Photo by Scott Graham on Unsplash

Managing deep learning models can be difficult due to the huge number of parameters and settings that are needed for all modules. The training module might need parameters like batch_size or the num_epochs or parameters for the learning rate scheduler. Similarly, the data preprocessing module might need train_test_split or parameters for image augmentation.

A naive approach to manage or introduce these parameters into pipeline is to use them as CLI arguments while running the scripts. Command line arguments could be difficult to enter and managing all parameters in a single file may not be possible. TOML files provide a cleaner way to manage configurations and scripts can load necessary parts of the configuration in the form of a Python dict without needing boilerplate code to read/parse command-line args.

In this blog, we’ll explore the use of TOML in configuration files and how we can efficiently use them across training/deployment scripts.

TOML, stands for Tom’s Obvious Minimal Language, is file-format designed specifically for configuration files. The concept of a TOML file is quite similar to YAML/YML files which have the ability to store key-value pairs in a tree-like hierarchy. An advantage of TOML over YAML is its readability which becomes important when there are multiple nested levels.

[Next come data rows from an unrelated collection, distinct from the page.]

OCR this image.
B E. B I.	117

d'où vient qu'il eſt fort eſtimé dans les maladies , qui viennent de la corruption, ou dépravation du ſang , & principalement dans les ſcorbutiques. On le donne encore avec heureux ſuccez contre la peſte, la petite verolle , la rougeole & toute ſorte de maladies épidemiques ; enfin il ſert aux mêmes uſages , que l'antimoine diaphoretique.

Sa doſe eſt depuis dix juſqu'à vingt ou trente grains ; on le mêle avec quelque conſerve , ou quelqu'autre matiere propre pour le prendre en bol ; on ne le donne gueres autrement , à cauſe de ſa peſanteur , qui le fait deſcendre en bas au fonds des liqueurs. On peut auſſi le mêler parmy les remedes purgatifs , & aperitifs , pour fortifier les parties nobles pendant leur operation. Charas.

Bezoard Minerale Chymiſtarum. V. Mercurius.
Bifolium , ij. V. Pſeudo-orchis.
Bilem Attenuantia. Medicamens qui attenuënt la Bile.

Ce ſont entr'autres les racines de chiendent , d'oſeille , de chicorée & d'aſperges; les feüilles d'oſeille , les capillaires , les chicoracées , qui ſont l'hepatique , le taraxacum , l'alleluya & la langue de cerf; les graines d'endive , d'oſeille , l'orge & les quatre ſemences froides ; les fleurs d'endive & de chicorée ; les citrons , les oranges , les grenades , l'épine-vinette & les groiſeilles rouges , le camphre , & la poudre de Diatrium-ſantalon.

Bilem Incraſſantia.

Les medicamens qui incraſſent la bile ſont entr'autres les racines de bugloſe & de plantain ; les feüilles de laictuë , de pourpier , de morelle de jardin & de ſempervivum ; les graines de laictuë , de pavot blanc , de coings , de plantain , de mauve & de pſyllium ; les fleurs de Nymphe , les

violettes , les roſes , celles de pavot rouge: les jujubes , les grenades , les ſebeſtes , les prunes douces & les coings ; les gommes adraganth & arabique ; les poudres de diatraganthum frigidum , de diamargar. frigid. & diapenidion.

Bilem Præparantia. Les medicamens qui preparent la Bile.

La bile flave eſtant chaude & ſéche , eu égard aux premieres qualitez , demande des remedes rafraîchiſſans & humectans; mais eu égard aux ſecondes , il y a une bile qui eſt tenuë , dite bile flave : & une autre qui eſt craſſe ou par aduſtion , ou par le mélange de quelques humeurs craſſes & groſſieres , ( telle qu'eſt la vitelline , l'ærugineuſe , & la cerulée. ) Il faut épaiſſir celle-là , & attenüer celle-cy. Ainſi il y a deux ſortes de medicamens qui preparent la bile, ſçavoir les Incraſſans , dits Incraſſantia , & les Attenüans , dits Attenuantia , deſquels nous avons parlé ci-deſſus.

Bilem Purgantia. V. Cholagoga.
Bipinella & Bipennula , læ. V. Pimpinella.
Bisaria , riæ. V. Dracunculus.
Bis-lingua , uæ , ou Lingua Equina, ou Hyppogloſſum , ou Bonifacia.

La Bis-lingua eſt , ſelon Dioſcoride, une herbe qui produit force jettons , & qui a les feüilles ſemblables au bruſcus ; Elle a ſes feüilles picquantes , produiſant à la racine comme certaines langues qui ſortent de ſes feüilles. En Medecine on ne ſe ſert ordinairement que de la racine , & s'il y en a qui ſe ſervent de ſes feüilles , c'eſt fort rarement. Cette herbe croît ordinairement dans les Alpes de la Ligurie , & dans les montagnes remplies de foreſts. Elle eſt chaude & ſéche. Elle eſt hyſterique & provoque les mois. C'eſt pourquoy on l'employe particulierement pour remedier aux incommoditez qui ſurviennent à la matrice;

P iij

Fig.1. The same model configurations written in TOML (left) and YAML (right). TOML allows us to write key-value pairs at the same indentation level regardless of the hierarchy.

Personally, except for enhanced readability, I find no practical reason to prefer TOML over YAML. Using YAML is absolutely fine, here a Python package for parsing YAML.

There are two advantages of using TOML for storing model/data/deployment configuration for ML models:

Managing all configurations in a single file: With TOML files, we can create multiple groups of settings that are required for different modules. For instance, in figure 1, the settings related to the model’s training procedure are nested under the [train] attribute, similarly the port and host required for deploying the model are stored under deploy . We need not jump between train.py or deploy.py to change their parameters, instead we can globalize all settings from a single TOML configuration file.

This could be super helpful if we’re training the model on a virtual machine, where code-editors or IDEs are not available for editing files. A single config file is easy to edit with vim or nano available on most VMs.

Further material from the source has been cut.